Fair Game, too, now trains the trainers through its Fair Gamers program, aimed at giving volunteers the right skill set to eventually ‘go on the road’ to the remote WA communities. Applications to become a Fair Gamer open in September, with successful applicants beginning training the following February.
“Our youthful Fair Gamers are now undertaking collection drives and road trips up to 40 times a year,” says John, who adds that donations are based on the needs of target communities.
From cricket bats, to sports clothing, balls, footwear - currently there is a shortage of small-sized football boots - Fair Game welcomes them all and donors can put equipment into one of the many blue bins across Perth.
“Fair Game has regional co-ordinators and teams completing trips with our partner communities across Perth, the Pilbara, the Kimberley, the Mid-West, Goldfields and Wheatbelt. Our target population is defined as the ‘under-serviced Australians’ and we have a large focus on remote Aboriginal communities but also on CALD (Culturally and Language Diverse) groups in Perth.

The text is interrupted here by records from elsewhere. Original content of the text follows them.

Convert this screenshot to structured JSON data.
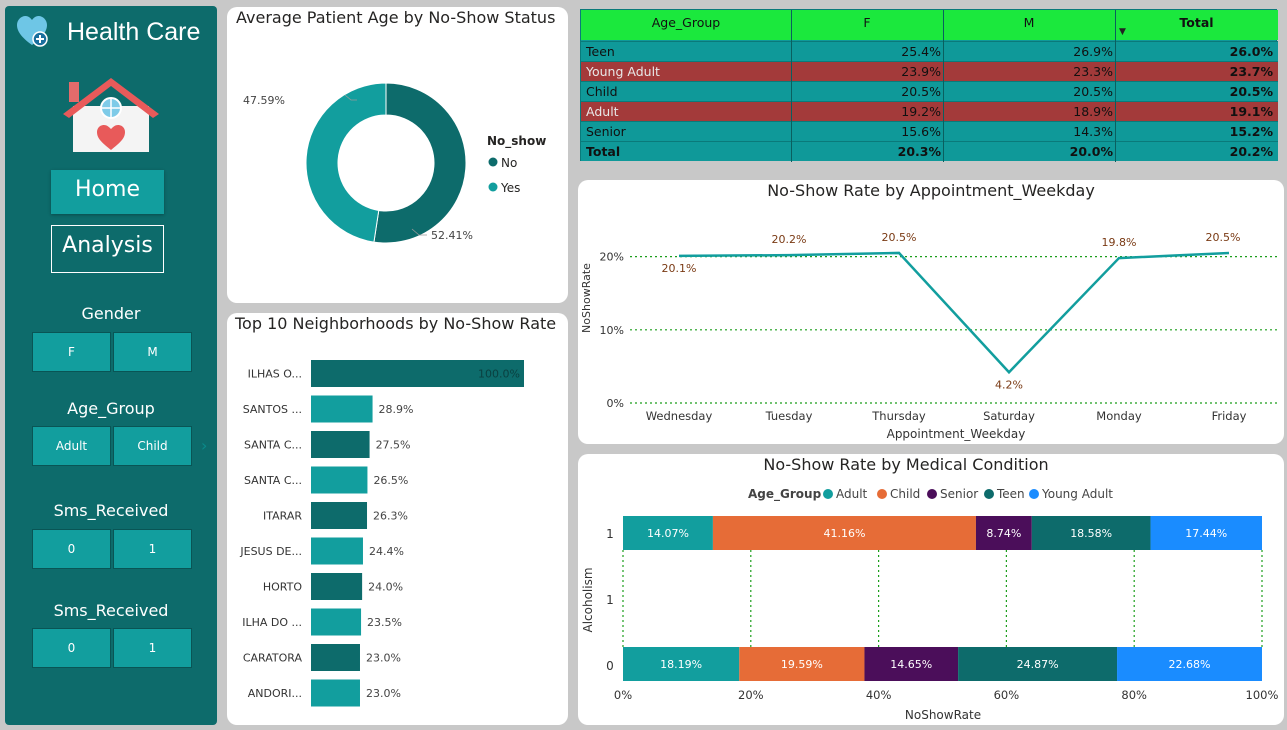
{
  "brand": {
    "title": "Health Care"
  },
  "nav": {
    "home": "Home",
    "analysis": "Analysis"
  },
  "slicers": [
    {
      "title": "Gender",
      "options": [
        "F",
        "M"
      ]
    },
    {
      "title": "Age_Group",
      "options": [
        "Adult",
        "Child"
      ]
    },
    {
      "title": "Sms_Received",
      "options": [
        "0",
        "1"
      ]
    },
    {
      "title": "Sms_Received",
      "options": [
        "0",
        "1"
      ]
    }
  ],
  "colors": {
    "teal_dark": "#0d6b6b",
    "teal": "#129e9e",
    "table_green": "#1be83d",
    "table_red": "#a33a3a",
    "orange": "#e66c37",
    "purple": "#4b0e5a",
    "blue": "#1a8cff",
    "grid_green": "#1a9e1a",
    "label_brown": "#7a3a14"
  },
  "matrix": {
    "headers": [
      "Age_Group",
      "F",
      "M",
      "Total"
    ],
    "rows": [
      {
        "cells": [
          "Teen",
          "25.4%",
          "26.9%",
          "26.0%"
        ],
        "highlight": false
      },
      {
        "cells": [
          "Young Adult",
          "23.9%",
          "23.3%",
          "23.7%"
        ],
        "highlight": true
      },
      {
        "cells": [
          "Child",
          "20.5%",
          "20.5%",
          "20.5%"
        ],
        "highlight": false
      },
      {
        "cells": [
          "Adult",
          "19.2%",
          "18.9%",
          "19.1%"
        ],
        "highlight": true
      },
      {
        "cells": [
          "Senior",
          "15.6%",
          "14.3%",
          "15.2%"
        ],
        "highlight": false
      }
    ],
    "total": [
      "Total",
      "20.3%",
      "20.0%",
      "20.2%"
    ]
  },
  "chart_data": [
    {
      "type": "pie",
      "title": "Average Patient Age by No-Show Status",
      "legend_title": "No_show",
      "legend_position": "right",
      "donut": true,
      "slices": [
        {
          "label": "No",
          "value": 52.41,
          "display": "52.41%",
          "color": "#0d6b6b"
        },
        {
          "label": "Yes",
          "value": 47.59,
          "display": "47.59%",
          "color": "#129e9e"
        }
      ]
    },
    {
      "type": "bar",
      "orientation": "horizontal",
      "title": "Top 10 Neighborhoods by No-Show Rate",
      "categories": [
        "ILHAS O...",
        "SANTOS ...",
        "SANTA C...",
        "SANTA C...",
        "ITARAR",
        "JESUS DE...",
        "HORTO",
        "ILHA DO ...",
        "CARATORA",
        "ANDORI..."
      ],
      "values": [
        100.0,
        28.9,
        27.5,
        26.5,
        26.3,
        24.4,
        24.0,
        23.5,
        23.0,
        23.0
      ],
      "labels": [
        "100.0%",
        "28.9%",
        "27.5%",
        "26.5%",
        "26.3%",
        "24.4%",
        "24.0%",
        "23.5%",
        "23.0%",
        "23.0%"
      ],
      "xlim": [
        0,
        100
      ]
    },
    {
      "type": "line",
      "title": "No-Show Rate by Appointment_Weekday",
      "xlabel": "Appointment_Weekday",
      "ylabel": "NoShowRate",
      "x": [
        "Wednesday",
        "Tuesday",
        "Thursday",
        "Saturday",
        "Monday",
        "Friday"
      ],
      "y": [
        20.1,
        20.2,
        20.5,
        4.2,
        19.8,
        20.5
      ],
      "labels": [
        "20.1%",
        "20.2%",
        "20.5%",
        "4.2%",
        "19.8%",
        "20.5%"
      ],
      "yticks": [
        "0%",
        "10%",
        "20%"
      ],
      "ylim": [
        0,
        25
      ],
      "grid": true
    },
    {
      "type": "bar",
      "orientation": "horizontal",
      "stacked": "100%",
      "title": "No-Show Rate by Medical Condition",
      "xlabel": "NoShowRate",
      "ylabel": "Alcoholism",
      "legend_title": "Age_Group",
      "legend_position": "top",
      "categories": [
        "1",
        "1",
        "0"
      ],
      "xticks": [
        "0%",
        "20%",
        "40%",
        "60%",
        "80%",
        "100%"
      ],
      "series": [
        {
          "name": "Adult",
          "color": "#129e9e",
          "values": [
            14.07,
            0,
            18.19
          ],
          "labels": [
            "14.07%",
            "",
            "18.19%"
          ]
        },
        {
          "name": "Child",
          "color": "#e66c37",
          "values": [
            41.16,
            0,
            19.59
          ],
          "labels": [
            "41.16%",
            "",
            "19.59%"
          ]
        },
        {
          "name": "Senior",
          "color": "#4b0e5a",
          "values": [
            8.74,
            0,
            14.65
          ],
          "labels": [
            "8.74%",
            "",
            "14.65%"
          ]
        },
        {
          "name": "Teen",
          "color": "#0d6b6b",
          "values": [
            18.58,
            0,
            24.87
          ],
          "labels": [
            "18.58%",
            "",
            "24.87%"
          ]
        },
        {
          "name": "Young Adult",
          "color": "#1a8cff",
          "values": [
            17.44,
            0,
            22.68
          ],
          "labels": [
            "17.44%",
            "",
            "22.68%"
          ]
        }
      ],
      "grid": true
    }
  ]
}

“We have some tremendous local partners with sports teams such as the Edmund Rice Lions and Butler Falcons who are predominantly African AFL teams in Perth’s northern suburbs. Our scope is to ensure all Australians have access to the healthy lifestyle benefits of sport and fitness,” says John who adds that Fair Game is also an evolving organisation.
“Fair Game is achieving sustainable growth through a ‘hub’ model whereby local hubs have started to collect equipment and respond to their community’s needs," he says.
And as for himself, he plans to continue to expand his medical knowledge.
“I am loving my work here in the emergency department in Port Hedland and in Midland in Perth. I am personally interested in completing a research project evaluating the treatment of severe sepsis in a rural population…and I am interested in becoming a key leadership figure in the health system here in Western Australia.”
I for one don’t doubt he will, one day, achieve that.